The global information monitoring entity according to claim 9 or 10, wherein the storage module is further configured to save identity information of the worker node.

12. A system for implementing parallel computing, wherein the system comprises: a global information monitoring function entity, a first worker node, and/or a first master node; wherein

The first worker node is configured to: when the worker node performing the task fails, obtain the log information of the faulty worker node from the global information monitoring function entity, and continue to process the service of the faulty worker node according to the log information from the breakpoint at the time of the fault occurrence. And the first master node is configured to: when the master node performing the task fails, obtain the information of the faulty master node from the global information monitoring function entity after the self-starting, and generate the fault information according to the log information. At the breakpoint of the time, the business process of the failed master node continues to be processed.

The system of claim 12, wherein the system further comprises: a User Program unit, a second Master node, and a second Worker node;

The second master node is configured to receive the input data source to be processed sent by the User Program unit, perform the segmentation process on the input data source, select the worker node that performs the task, and assign the worker node to each task to be executed. Task

The second worker node is set to receive the task assigned by the second master node, and the execution point is Matching tasks.

14. The system of claim 13 wherein

The second master node is further configured to send information about performing a task to the first worker node when the second worker node fails;

The global information monitoring function entity is further configured to: after receiving the query request information sent by the first worker node, search for the information of the second worker node saved by the first worker node according to the query request information, and return the second work to the first worker node.
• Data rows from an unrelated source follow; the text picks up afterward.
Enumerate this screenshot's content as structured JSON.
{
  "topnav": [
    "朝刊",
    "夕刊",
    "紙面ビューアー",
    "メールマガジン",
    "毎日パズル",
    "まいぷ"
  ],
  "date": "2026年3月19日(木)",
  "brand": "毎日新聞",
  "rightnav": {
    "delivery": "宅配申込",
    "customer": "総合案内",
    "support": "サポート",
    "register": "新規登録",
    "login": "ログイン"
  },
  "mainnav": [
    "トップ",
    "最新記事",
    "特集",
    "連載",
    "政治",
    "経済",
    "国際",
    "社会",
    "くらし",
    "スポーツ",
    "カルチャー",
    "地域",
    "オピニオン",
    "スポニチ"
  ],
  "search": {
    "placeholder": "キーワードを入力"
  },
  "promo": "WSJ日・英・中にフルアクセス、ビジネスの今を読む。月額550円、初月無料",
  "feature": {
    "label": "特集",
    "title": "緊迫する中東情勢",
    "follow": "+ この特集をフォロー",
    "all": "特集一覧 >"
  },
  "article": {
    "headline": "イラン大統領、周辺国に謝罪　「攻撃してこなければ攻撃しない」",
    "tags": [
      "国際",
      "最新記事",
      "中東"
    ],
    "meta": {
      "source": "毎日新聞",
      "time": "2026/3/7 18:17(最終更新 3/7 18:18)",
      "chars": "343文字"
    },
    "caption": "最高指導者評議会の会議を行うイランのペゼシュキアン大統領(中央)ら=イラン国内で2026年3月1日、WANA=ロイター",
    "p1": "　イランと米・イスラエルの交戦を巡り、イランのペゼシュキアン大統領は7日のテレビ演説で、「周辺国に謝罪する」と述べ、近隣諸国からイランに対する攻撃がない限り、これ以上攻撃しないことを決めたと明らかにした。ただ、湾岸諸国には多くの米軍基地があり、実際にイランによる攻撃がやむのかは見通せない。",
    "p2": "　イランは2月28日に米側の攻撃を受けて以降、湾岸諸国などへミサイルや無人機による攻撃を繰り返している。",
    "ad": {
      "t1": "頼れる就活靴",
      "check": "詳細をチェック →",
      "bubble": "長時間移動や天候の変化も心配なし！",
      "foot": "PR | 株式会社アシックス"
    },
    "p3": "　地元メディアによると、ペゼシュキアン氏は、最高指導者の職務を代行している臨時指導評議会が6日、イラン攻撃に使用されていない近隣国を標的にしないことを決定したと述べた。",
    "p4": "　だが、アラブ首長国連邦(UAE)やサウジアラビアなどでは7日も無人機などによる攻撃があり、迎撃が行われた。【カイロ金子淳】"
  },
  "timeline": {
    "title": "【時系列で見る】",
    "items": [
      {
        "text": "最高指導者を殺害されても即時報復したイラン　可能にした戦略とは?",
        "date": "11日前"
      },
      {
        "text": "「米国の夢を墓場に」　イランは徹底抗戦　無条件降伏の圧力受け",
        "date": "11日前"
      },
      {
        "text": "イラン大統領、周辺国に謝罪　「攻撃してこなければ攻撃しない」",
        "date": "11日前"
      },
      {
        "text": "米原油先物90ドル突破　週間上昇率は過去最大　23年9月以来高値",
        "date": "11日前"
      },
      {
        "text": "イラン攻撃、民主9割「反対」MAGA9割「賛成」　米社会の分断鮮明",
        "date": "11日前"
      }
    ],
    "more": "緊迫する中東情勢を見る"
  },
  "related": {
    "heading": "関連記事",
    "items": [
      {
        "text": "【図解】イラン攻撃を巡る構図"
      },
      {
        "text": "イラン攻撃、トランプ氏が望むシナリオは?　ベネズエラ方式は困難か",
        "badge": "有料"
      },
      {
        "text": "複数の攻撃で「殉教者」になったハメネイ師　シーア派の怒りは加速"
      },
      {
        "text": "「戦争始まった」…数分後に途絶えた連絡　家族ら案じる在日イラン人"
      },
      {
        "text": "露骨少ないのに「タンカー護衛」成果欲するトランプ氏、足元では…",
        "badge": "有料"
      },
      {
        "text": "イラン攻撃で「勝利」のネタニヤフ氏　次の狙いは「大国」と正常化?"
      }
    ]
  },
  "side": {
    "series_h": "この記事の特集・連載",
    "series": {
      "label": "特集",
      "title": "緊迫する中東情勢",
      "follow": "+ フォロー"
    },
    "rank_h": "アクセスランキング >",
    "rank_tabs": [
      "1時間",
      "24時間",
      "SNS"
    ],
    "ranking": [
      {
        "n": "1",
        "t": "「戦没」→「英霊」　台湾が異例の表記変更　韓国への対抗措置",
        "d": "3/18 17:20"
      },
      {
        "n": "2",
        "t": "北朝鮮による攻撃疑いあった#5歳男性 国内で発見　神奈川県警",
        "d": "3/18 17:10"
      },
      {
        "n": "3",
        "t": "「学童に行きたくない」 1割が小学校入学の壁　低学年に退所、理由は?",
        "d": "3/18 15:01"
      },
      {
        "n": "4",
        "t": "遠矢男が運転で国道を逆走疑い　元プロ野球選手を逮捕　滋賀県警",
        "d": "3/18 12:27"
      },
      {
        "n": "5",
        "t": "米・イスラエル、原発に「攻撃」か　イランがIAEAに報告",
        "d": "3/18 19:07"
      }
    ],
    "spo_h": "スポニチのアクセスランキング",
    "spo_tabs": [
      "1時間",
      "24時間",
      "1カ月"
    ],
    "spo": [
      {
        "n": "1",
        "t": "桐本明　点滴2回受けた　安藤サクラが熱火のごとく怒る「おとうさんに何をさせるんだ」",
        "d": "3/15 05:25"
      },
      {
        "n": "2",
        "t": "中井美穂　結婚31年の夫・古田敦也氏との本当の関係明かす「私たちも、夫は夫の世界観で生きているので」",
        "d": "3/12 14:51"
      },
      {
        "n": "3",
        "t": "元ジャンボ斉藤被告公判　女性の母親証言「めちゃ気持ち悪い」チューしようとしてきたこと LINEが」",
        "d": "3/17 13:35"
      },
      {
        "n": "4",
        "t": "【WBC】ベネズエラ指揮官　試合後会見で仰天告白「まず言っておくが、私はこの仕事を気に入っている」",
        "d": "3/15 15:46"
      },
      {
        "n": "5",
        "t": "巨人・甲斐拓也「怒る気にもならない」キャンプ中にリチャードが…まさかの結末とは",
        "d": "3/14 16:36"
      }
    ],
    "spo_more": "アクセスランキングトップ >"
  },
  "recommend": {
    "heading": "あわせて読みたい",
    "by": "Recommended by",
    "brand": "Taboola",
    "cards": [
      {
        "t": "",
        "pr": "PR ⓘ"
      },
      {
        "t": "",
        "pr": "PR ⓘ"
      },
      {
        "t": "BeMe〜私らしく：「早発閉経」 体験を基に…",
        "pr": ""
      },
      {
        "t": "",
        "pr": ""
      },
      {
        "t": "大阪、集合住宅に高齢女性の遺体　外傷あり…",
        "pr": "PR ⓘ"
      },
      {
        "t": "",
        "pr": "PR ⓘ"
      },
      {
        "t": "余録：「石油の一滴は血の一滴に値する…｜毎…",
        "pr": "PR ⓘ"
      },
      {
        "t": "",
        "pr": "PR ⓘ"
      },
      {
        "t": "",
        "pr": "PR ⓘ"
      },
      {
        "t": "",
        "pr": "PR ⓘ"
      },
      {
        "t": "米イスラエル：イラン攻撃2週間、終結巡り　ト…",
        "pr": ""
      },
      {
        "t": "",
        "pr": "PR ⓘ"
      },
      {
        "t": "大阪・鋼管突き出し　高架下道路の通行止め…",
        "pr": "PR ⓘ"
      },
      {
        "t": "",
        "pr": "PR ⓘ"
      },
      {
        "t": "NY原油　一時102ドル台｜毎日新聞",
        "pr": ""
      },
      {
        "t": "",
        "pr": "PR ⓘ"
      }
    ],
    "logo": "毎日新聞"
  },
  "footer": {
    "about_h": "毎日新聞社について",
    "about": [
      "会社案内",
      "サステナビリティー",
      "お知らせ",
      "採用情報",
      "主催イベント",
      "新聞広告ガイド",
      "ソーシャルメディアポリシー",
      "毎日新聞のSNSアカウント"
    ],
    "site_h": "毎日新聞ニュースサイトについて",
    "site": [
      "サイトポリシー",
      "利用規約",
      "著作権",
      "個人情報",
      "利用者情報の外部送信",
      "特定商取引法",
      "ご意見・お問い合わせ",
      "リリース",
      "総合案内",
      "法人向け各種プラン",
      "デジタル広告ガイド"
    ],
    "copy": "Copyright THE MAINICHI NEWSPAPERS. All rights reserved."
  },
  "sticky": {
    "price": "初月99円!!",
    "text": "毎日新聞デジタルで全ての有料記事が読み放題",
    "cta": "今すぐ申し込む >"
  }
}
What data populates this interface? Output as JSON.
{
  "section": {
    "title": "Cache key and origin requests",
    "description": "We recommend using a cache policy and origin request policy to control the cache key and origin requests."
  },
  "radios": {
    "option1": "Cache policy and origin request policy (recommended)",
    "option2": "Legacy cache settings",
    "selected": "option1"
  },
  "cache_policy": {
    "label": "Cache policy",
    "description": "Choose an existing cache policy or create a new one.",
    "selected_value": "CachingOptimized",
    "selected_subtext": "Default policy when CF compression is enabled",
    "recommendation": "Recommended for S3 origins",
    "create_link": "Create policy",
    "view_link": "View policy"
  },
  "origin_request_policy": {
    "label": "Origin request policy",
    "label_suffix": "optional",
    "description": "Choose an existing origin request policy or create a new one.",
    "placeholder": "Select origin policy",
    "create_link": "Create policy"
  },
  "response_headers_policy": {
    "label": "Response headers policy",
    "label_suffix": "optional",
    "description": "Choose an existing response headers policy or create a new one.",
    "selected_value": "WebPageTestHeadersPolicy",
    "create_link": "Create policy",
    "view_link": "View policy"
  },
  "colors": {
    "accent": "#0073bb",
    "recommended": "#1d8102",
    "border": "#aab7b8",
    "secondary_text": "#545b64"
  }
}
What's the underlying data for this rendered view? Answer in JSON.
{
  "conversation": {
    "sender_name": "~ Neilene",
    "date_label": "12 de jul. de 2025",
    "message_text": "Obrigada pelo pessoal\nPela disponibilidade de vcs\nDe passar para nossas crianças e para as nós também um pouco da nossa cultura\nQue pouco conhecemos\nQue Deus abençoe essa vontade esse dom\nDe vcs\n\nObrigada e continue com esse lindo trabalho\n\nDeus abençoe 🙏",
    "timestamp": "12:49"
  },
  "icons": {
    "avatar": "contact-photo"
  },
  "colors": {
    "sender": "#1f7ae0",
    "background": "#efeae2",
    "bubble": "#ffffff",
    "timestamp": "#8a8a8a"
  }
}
The information of the worker node.

15. The system of claim 13 wherein

The first master node is configured to: when the second master node fails, send the query request information to the global information monitoring function entity, and receive the information of the second master node returned by the global information monitoring function entity;

The global information monitoring function entity is further configured to: after receiving the query request information sent by the first master node, search for the information of the second master node saved by the first master node according to the query request information, and return the second information to the first master node. The information of the Master node.

16. The system of claim 13, 14 or 15, wherein

The second worker node is further configured to upload its own log information to the global information monitoring function entity in real time after the overall task is started;

17. The system of claim 16 wherein The global information monitoring function entity is further configured to determine the identity information of the node carried in the log information of the second worker node and the identity of the saved worker node before saving the log information of the second worker node and the second master node. If the identification information is consistent, the log information of the second worker node is saved when the consistency is determined. If the inconsistency is determined, the log information of the second worker node is discarded.